China's economy is facing mounting pressure as experts forecast first-quarter GDP growth below 5 percent year-on-year, amid calls for near-term monetary easing and the fine-tuning of real estate curbs.
The country's first-quarter economic performance has come under the spotlight as a surge in domestic COVID-19 cases hit economic activity in big cities such as Shenzhen and Shanghai in March, after economic indicators for the January-February period beat market expectations.
In addition, intensified geopolitical uncertainties, rising commodity prices and a weak real estate sector have clouded economic prospects, experts said.
"The economic situation at present is challenging," said Kang Yong, chief economist at KPMG China, who forecast that China's GDP would grow by 4.5 percent year-on-year in the first quarter.
The growth in retail sales could slow to 1 percent year-on-year in March from 6.7 percent in the January-February period as Omicron outbreaks dampened offline consumer spending, while fixed-asset investment could also decelerate amid the ongoing real estate downturn, Kang said.

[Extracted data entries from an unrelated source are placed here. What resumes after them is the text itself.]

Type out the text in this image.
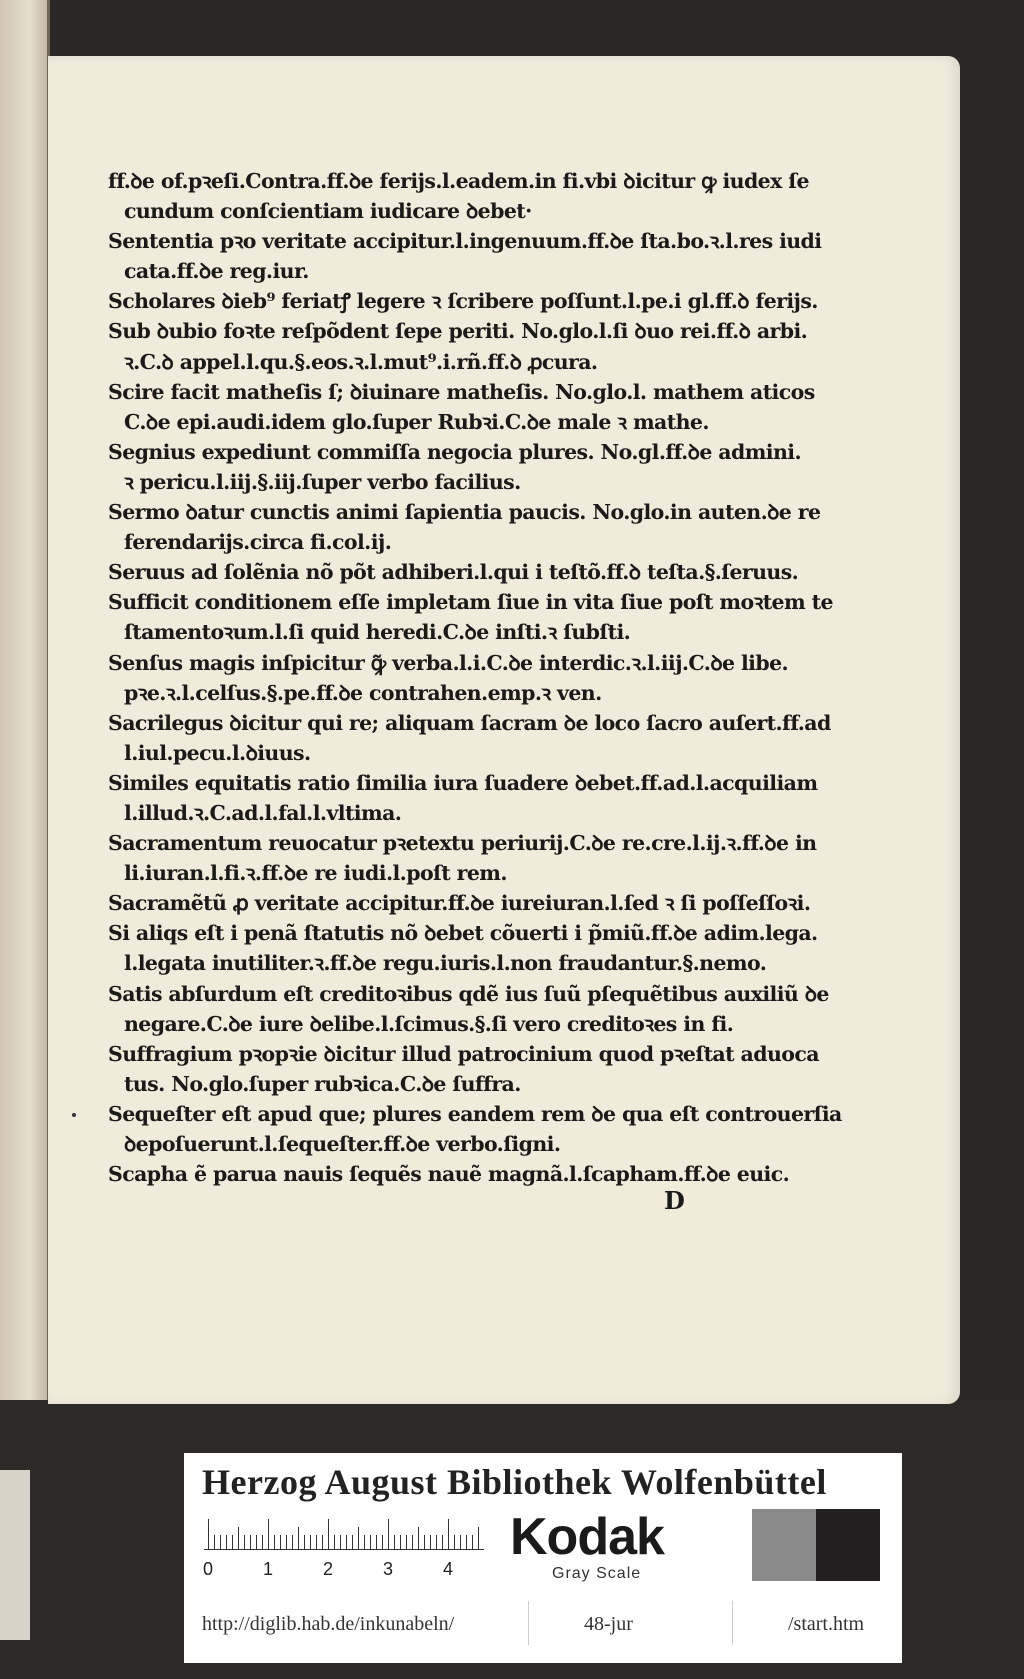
ff.ꝺe of.pꝛeſi.Contra.ff.ꝺe ferijs.l.eadem.in fi.vbi ꝺicitur ꝙ iudex ſe
cundum conſcientiam iudicare ꝺebet·
Sententia pꝛo veritate accipitur.l.ingenuum.ff.ꝺe ſta.bo.ꝛ.l.res iudi
cata.ff.ꝺe reg.iur.
Scholares ꝺieb⁹ feriatꝭ legere ꝛ ſcribere poſſunt.l.pe.i gl.ff.ꝺ ferijs.
Sub ꝺubio foꝛte reſpõdent ſepe periti. No.glo.l.ſi ꝺuo rei.ff.ꝺ arbi.
ꝛ.C.ꝺ appel.l.qu.§.eos.ꝛ.l.mut⁹.i.rñ.ff.ꝺ ꝓcura.
Scire facit matheſis ſ; ꝺiuinare matheſis. No.glo.l. mathem aticos
C.ꝺe epi.audi.idem glo.ſuper Rubꝛi.C.ꝺe male ꝛ mathe.
Segnius expediunt commiſſa negocia plures. No.gl.ff.ꝺe admini.
ꝛ pericu.l.iij.§.iij.ſuper verbo facilius.
Sermo ꝺatur cunctis animi ſapientia paucis. No.glo.in auten.ꝺe re
ferendarijs.circa fi.col.ij.
Seruus ad ſolẽnia nõ põt adhiberi.l.qui i teſtõ.ff.ꝺ teſta.§.ſeruus.
Sufficit conditionem eſſe impletam ſiue in vita ſiue poſt moꝛtem te
ſtamentoꝛum.l.ſi quid heredi.C.ꝺe inſti.ꝛ ſubſti.
Senſus magis inſpicitur ꝙ̃ verba.l.i.C.ꝺe interdic.ꝛ.l.iij.C.ꝺe libe.
pꝛe.ꝛ.l.celſus.§.pe.ff.ꝺe contrahen.emp.ꝛ ven.
Sacrilegus ꝺicitur qui re; aliquam ſacram ꝺe loco ſacro auſert.ff.ad
l.iul.pecu.l.ꝺiuus.
Similes equitatis ratio ſimilia iura ſuadere ꝺebet.ff.ad.l.acquiliam
l.illud.ꝛ.C.ad.l.fal.l.vltima.
Sacramentum reuocatur pꝛetextu periurij.C.ꝺe re.cre.l.ij.ꝛ.ff.ꝺe in
li.iuran.l.fi.ꝛ.ff.ꝺe re iudi.l.poſt rem.
Sacramẽtũ ꝓ veritate accipitur.ff.ꝺe iureiuran.l.ſed ꝛ ſi poſſeſſoꝛi.
Si aliqs eſt i penã ſtatutis nõ ꝺebet cõuerti i p̃miũ.ff.ꝺe adim.lega.
l.legata inutiliter.ꝛ.ff.ꝺe regu.iuris.l.non fraudantur.§.nemo.
Satis abſurdum eſt creditoꝛibus qdẽ ius ſuũ pſequẽtibus auxiliũ ꝺe
negare.C.ꝺe iure ꝺelibe.l.ſcimus.§.ſi vero creditoꝛes in fi.
Suffragium pꝛopꝛie ꝺicitur illud patrocinium quod pꝛeſtat aduoca
tus. No.glo.ſuper rubꝛica.C.ꝺe ſuffra.
Sequeſter eſt apud que; plures eandem rem ꝺe qua eſt controuerſia
ꝺepoſuerunt.l.ſequeſter.ff.ꝺe verbo.ſigni.
Scapha ẽ parua nauis ſequẽs nauẽ magnã.l.ſcapham.ff.ꝺe euic.
D
Herzog August Bibliothek Wolfenbüttel
0	1	2	3	4
Kodak
Gray Scale
http://diglib.hab.de/inkunabeln/	48-jur	/start.htm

Huo Jianguo, vice-chairman of the China Society for World Trade Organization Studies, said first-quarter export growth could also have experienced downward pressure as the COVID-19 resurgence has added another layer of difficulty to exporters in addition to surging raw material prices.

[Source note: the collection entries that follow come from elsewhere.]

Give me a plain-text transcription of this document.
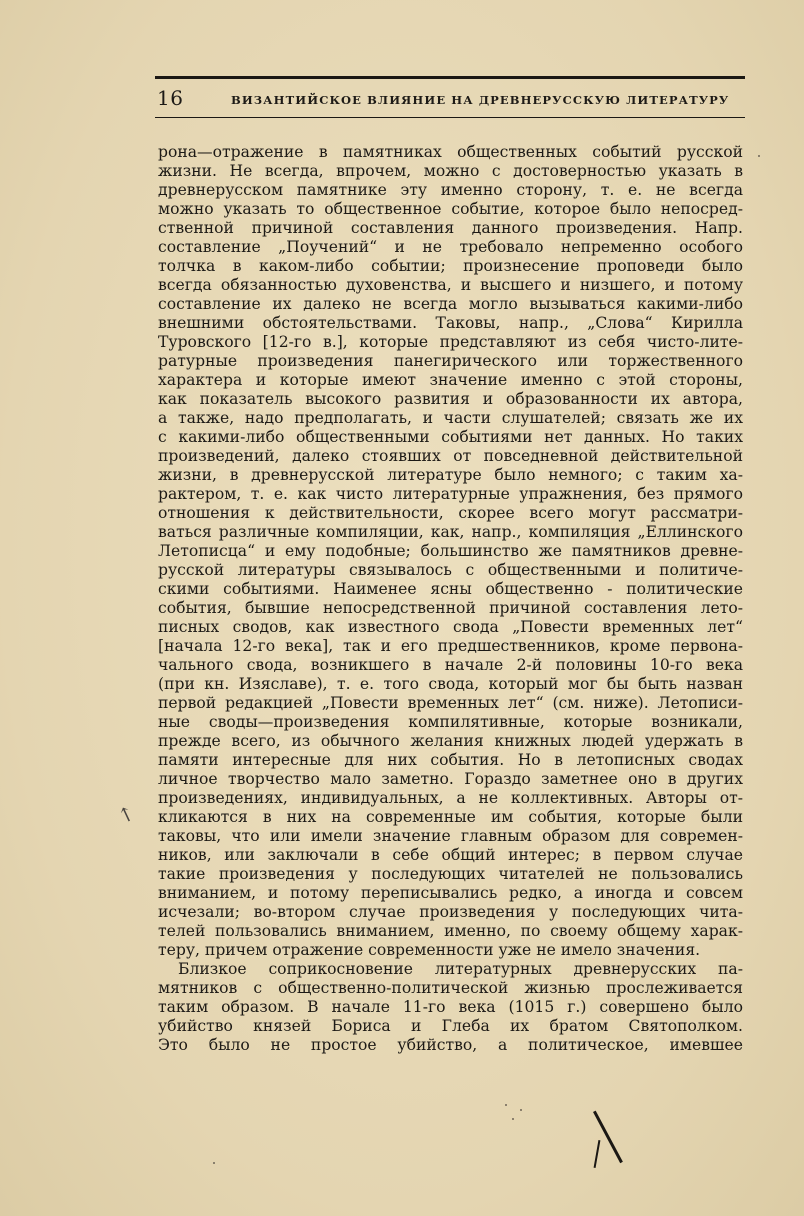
16	ВИЗАНТИЙСКОЕ ВЛИЯНИЕ НА ДРЕВНЕРУССКУЮ ЛИТЕРАТУРУ
рона—отражение в памятниках общественных событий русской
жизни. Не всегда, впрочем, можно с достоверностью указать в
древнерусском памятнике эту именно сторону, т. е. не всегда
можно указать то общественное событие, которое было непосред-
ственной причиной составления данного произведения. Напр.
составление „Поучений“ и не требовало непременно особого
толчка в каком-либо событии; произнесение проповеди было
всегда обязанностью духовенства, и высшего и низшего, и потому
составление их далеко не всегда могло вызываться какими-либо
внешними обстоятельствами. Таковы, напр., „Слова“ Кирилла
Туровского [12-го в.], которые представляют из себя чисто-лите-
ратурные произведения панегирического или торжественного
характера и которые имеют значение именно с этой стороны,
как показатель высокого развития и образованности их автора,
а также, надо предполагать, и части слушателей; связать же их
с какими-либо общественными событиями нет данных. Но таких
произведений, далеко стоявших от повседневной действительной
жизни, в древнерусской литературе было немного; с таким ха-
рактером, т. е. как чисто литературные упражнения, без прямого
отношения к действительности, скорее всего могут рассматри-
ваться различные компиляции, как, напр., компиляция „Еллинского
Летописца“ и ему подобные; большинство же памятников древне-
русской литературы связывалось с общественными и политиче-
скими событиями. Наименее ясны общественно - политические
события, бывшие непосредственной причиной составления лето-
писных сводов, как известного свода „Повести временных лет“
[начала 12-го века], так и его предшественников, кроме первона-
чального свода, возникшего в начале 2-й половины 10-го века
(при кн. Изяславе), т. е. того свода, который мог бы быть назван
первой редакцией „Повести временных лет“ (см. ниже). Летописи-
ные своды—произведения компилятивные, которые возникали,
прежде всего, из обычного желания книжных людей удержать в
памяти интересные для них события. Но в летописных сводах
личное творчество мало заметно. Гораздо заметнее оно в других
произведениях, индивидуальных, а не коллективных. Авторы от-
кликаются в них на современные им события, которые были
таковы, что или имели значение главным образом для современ-
ников, или заключали в себе общий интерес; в первом случае
такие произведения у последующих читателей не пользовались
вниманием, и потому переписывались редко, а иногда и совсем
исчезали; во-втором случае произведения у последующих чита-
телей пользовались вниманием, именно, по своему общему харак-
теру, причем отражение современности уже не имело значения.
Близкое соприкосновение литературных древнерусских па-
мятников с общественно-политической жизнью прослеживается
таким образом. В начале 11-го века (1015 г.) совершено было
убийство князей Бориса и Глеба их братом Святополком.
Это было не простое убийство, а политическое, имевшее
↖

While epidemic control measures directly restricted factory output, logistics disruptions caused by the disease could also dampen export activity by delaying raw material deliveries and shipments of finished goods, Huo said.
The manufacturing purchasing managers index has provided evidence of cooling factory activity. The index dipped to 49.5 in March, versus 50.2 in February, marking the first contraction in manufacturing activity in five months.
China will release more economic data for March and the first quarter this month, including first-quarter GDP growth, to which the market is paying close attention.
"It deserves attention as it will influence how policymakers will adjust monetary policy and industry regulations, including in the property sector, in April to counter rising economic headwinds," said Wang Qian, Vanguard's Asia-Pacific chief economist.
If first-quarter economic indicators decline universally on a quarterly basis, further stimulus measures will become necessary and likely in the coming weeks, including high-profile monetary measures such as cutting interest rates and the reserve requirement ratio, Wang said.
In order to stabilize local property markets, more local governments may ease homebuying restrictions, reduce mortgage rates and lower down-payment requirements, but will continue to stay away from any big moves that could overstimulate the sector, she said.
Data from China Real Estate Information Corp pointed to the persistent weakness of the sector, as sales of China's top 100 developers declined by 47 percent year-on-year in the first quarter.
The People's Bank of China, the nation's central bank, pledged at a recent meeting to better meet the reasonable housing demand of homebuyers and promote the healthy development of the property market.
"The property sector is one of the roots of current economic headwinds as well as a key lever to stabilize the economy," said Luo Zhiheng, chief economist at Yuekai Securities.
Efforts are needed to facilitate the reasonable financing of the property sector to mitigate the debt default risks of developers, Luo said, adding that it is also essential to ramp up fiscal support to low-income individuals and small businesses greatly affected by COVID-19.
Experts added that they expect economic growth to rebound in the second quarter based on the scenario that the domestic COVID-19 surge will be controlled this month, helping to ensure the achievement of China's annual GDP growth target of around 5.5 percent.
China's economic growth may accelerate to about 5 percent year-on-year in the second quarter thanks to accelerated infrastructure investment and greater stability in the property sector, Luo said.